Betsy Duke was working in a Virginia Beach dinner theater in the mid-1970s, struggling to make ends meet, when she applied for a job at a dry cleaner. It turned her down. Instead, she became a part-time teller.

On Tuesday, Wells Fargo & Co. named her the first woman to oversee one of the largest banks in the nation. She will become chair of the lender’s board at the start of next year, capping one of the most epic climbs — by man or woman — into the financial industry’s top echelons. Her career already included a stint as a Federal Reserve governor, starting on the brink of 2008’s financial meltdown. This time, she will supervise a management team contending with scandal after scandal.

“Walking into the middle of a crisis is not new to me,” she said in a phone interview Tuesday. With executives already enacting a plan to overhaul the bank, “it’ll be my job to communicate between the board and management, and to make sure that our oversight is as strong as it can possibly be,” she said.

Duke, 65, is succeeding Stephen Sanger as part of a broader board overhaul, in which he and two other directors are leaving following scandals on their watch. Sanger, a member of the board since 2003, became the lender’s chairman less than a year ago when John Stumpf stepped down from both that role and as chief executive officer. At the time, lawmakers were assailing the bank for opening millions of accounts without customers’ permission.

‘Real Credibility’

Last month, calls for further changes on the board intensified after more scandals erupted in the bank’s auto-loan operations. Regardless, Sanger wasn’t likely to remain its leader for much longer. He’ll turn 72 before the next annual meeting, and the bank requires directors to retire by that age.

While Duke has deep roots in community banking, she also understands the perspective of U.S. watchdogs after spending five years as a governor at the Fed.

“She exudes real credibility not only with investors and her fellow board members, but also regulators,” Mary Jo White, the former head of the Securities and Exchange Commission, said in an interview. White, now a partner at law firm Debevoise & Plimpton LLP, oversaw the board’s annual self-evaluation.

But Duke’s initial passion was acting.

After graduating from the University of North Carolina in 1974 with a degree in drama, Duke landed a non-singing role in a Cole Porter musical at a dinner theater, and a second job on Sunday afternoons serving beer and all-you-could-eat flounder. She eventually took a third job, as a drive-up teller. The aspiring actress caught the banking bug.

Warning Fed

She soon landed a full-time job at Bank of Virginia Beach, where she met her mentor, then-CEO Burt Harrison, as well as her future husband, Larry Harcum. Along the way, she earned an MBA at Old Dominion University.

That bank was sold in the mid-1980s, and the trio started another, Bank of Tidewater. When Harrison died of a heart attack on a golf course in 1991, Duke took charge the next day and led the bank through its already-begun acquisition of branches from failed lenders in the savings and loan crisis.

A decade later, she sold the bank to SouthTrust, becoming an executive there. When Wachovia Corp. bought that company in 2004, she stayed on.

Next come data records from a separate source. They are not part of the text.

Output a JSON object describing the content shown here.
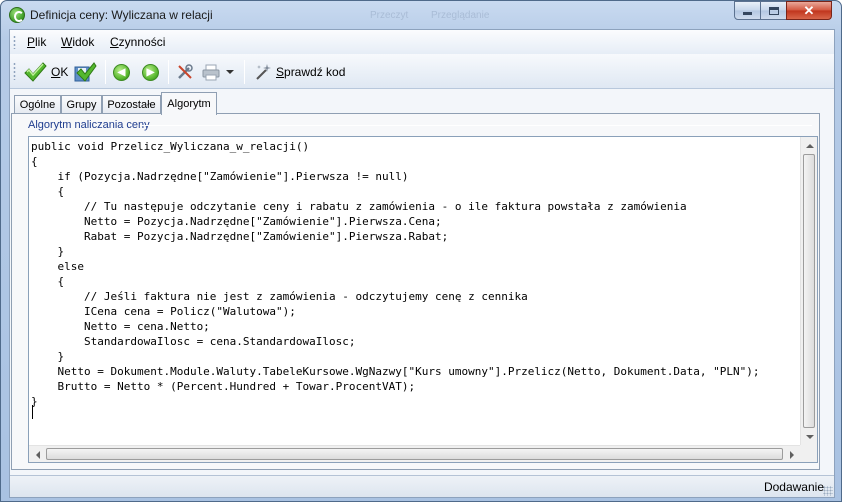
{
  "window": {
    "title": "Definicja ceny: Wyliczana w relacji",
    "ghost_title_left": "Przeczyt",
    "ghost_title_right": "Przeglądanie",
    "accent_color": "#b5cbe7"
  },
  "menu": {
    "items": [
      {
        "label": "Plik"
      },
      {
        "label": "Widok"
      },
      {
        "label": "Czynności"
      }
    ]
  },
  "toolbar": {
    "ok_label": "OK",
    "check_code_label": "Sprawdź kod",
    "icons": [
      "checkmark-icon",
      "save-checkmark-icon",
      "back-arrow-icon",
      "forward-arrow-icon",
      "tools-icon",
      "print-icon",
      "dropdown-arrow-icon",
      "wand-icon"
    ]
  },
  "tabs": [
    {
      "label": "Ogólne",
      "active": false
    },
    {
      "label": "Grupy",
      "active": false
    },
    {
      "label": "Pozostałe",
      "active": false
    },
    {
      "label": "Algorytm",
      "active": true
    }
  ],
  "algorithm_panel": {
    "group_title": "Algorytm naliczania ceny",
    "code_lines": [
      "public void Przelicz_Wyliczana_w_relacji()",
      "{",
      "    if (Pozycja.Nadrzędne[\"Zamówienie\"].Pierwsza != null)",
      "    {",
      "        // Tu następuje odczytanie ceny i rabatu z zamówienia - o ile faktura powstała z zamówienia",
      "        Netto = Pozycja.Nadrzędne[\"Zamówienie\"].Pierwsza.Cena;",
      "        Rabat = Pozycja.Nadrzędne[\"Zamówienie\"].Pierwsza.Rabat;",
      "    }",
      "    else",
      "    {",
      "        // Jeśli faktura nie jest z zamówienia - odczytujemy cenę z cennika",
      "        ICena cena = Policz(\"Walutowa\");",
      "        Netto = cena.Netto;",
      "        StandardowaIlosc = cena.StandardowaIlosc;",
      "    }",
      "    Netto = Dokument.Module.Waluty.TabeleKursowe.WgNazwy[\"Kurs umowny\"].Przelicz(Netto, Dokument.Data, \"PLN\");",
      "    Brutto = Netto * (Percent.Hundred + Towar.ProcentVAT);",
      "}"
    ]
  },
  "status": {
    "mode": "Dodawanie"
  }
}
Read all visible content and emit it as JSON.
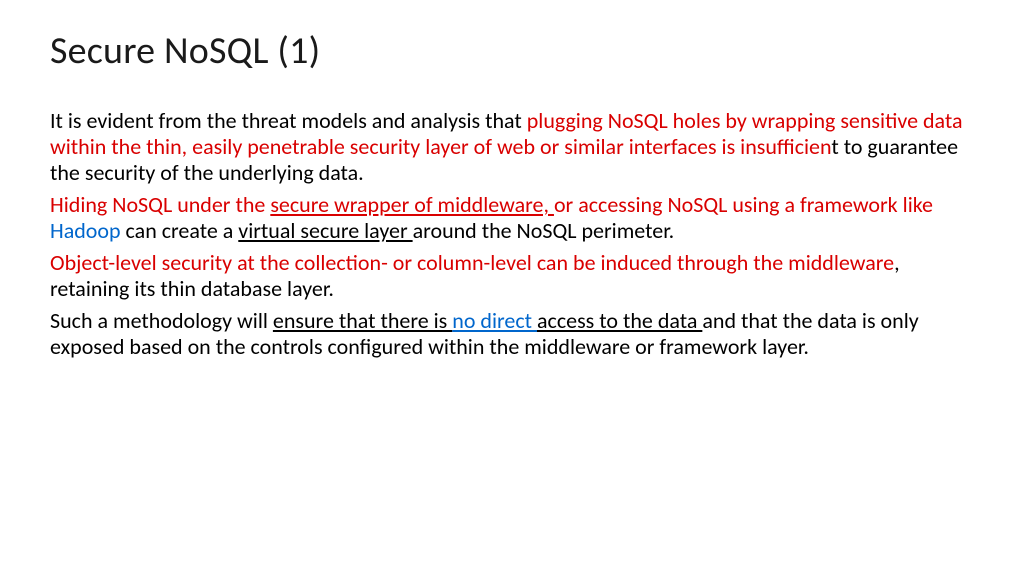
{
  "title": "Secure NoSQL (1)",
  "p1": {
    "t1": "It is evident from the threat models and analysis that ",
    "r1": "plugging NoSQL holes by wrapping sensitive data within the thin, easily penetrable security layer of web or similar interfaces is insufficien",
    "t2": "t to guarantee the security of the underlying data."
  },
  "p2": {
    "r1": "Hiding NoSQL under the ",
    "ru1": "secure wrapper of middleware, ",
    "r2": "or ",
    "r3": "accessing NoSQL using a framework like ",
    "b1": "Hadoop",
    "t1": " can create a ",
    "u1": "virtual secure layer ",
    "t2": "around the NoSQL perimeter."
  },
  "p3": {
    "r1": "Object-level security at the collection- or column-level can be induced through the middleware",
    "t1": ", retaining its thin database layer."
  },
  "p4": {
    "t1": "Such a methodology will ",
    "u1": "ensure that there is ",
    "bu1": "no direct ",
    "u2": "access to the data ",
    "t2": "and that the data is only exposed based on the controls configured within the middleware or framework layer."
  }
}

That year, she became the first woman to chair the American Bankers Association since its founding in 1875. A few years later, President George W. Bush nominated her to the Fed board just as global credit markets were starting to seize up. Chairman Ben S. Bernanke swore her in just a few minutes before the start of her first meeting on the Federal Open Market Committee on Aug. 5, 2008. Duke told the committee she hadn’t seen such low confidence in banking since the S&L crisis in the early 1990s and warned that lenders didn’t have enough capital.

‘Friendly, Blunt’

A month after she joined, Lehman Brothers Holdings Inc. collapsed. Shortly after, her old firm, Wachovia, was bought by Wells Fargo.

Duke “brought a practical banker’s perspective,” Bernanke recalled in his book on the crisis. He described her as “friendly and good-hearted, but blunt when she needed to be.”

Things seemed like they would be relatively quiet when she joined Wells Fargo’s board in January 2015. Profits were climbing steadily, and the stock was on a long tear, almost doubling over the prior three years, making Wells Fargo the world’s most valuable bank. But behind the scenes, executives were struggling to rein in abuses in the branch network.

For years, employees had been opening unauthorized checking and deposit accounts. Some were angling for bonuses. Others were worried they would lose their jobs if they couldn’t hit untenable sales targets. The whole debacle exploded in public view last September when Wells Fargo agreed to pay $185 million in fines. At congressional hearings, lawmakers from both parties took turns lambasting the bank.

Overseeing Sloan

Duke wasn’t on the board during much of the misbehavior, but was part of the bank’s leadership criticized for being slow to recognize the problems and respond to the severity of the scandal. The board ultimately clawed back pay from executives and promoted then-Chief Operating Officer Tim Sloan to CEO. He’s repeatedly promised to rebuild trust.

Duke praised his work so far.

“I don’t think you could have brought in somebody from the outside that’s more committed to change than Tim’s been — or more effective,” she said. “He’s been relentless on it.”

Wells Fargo ranks third by assets among the nation’s six giant banks, none of which have had a female chair or CEO. Over the years, Duke has come to embrace her role breaking glass ceilings — though she was reluctant at first. At the American Bankers Association, she tried to play it down, she said.

“I thought it would make it seem like I was only the chairwoman because they wanted the first woman — something stupid like that,” she said. “After I got done, I realized that that was truly a mistake. It’s really important to embrace being a role model of high visibility positions for women.”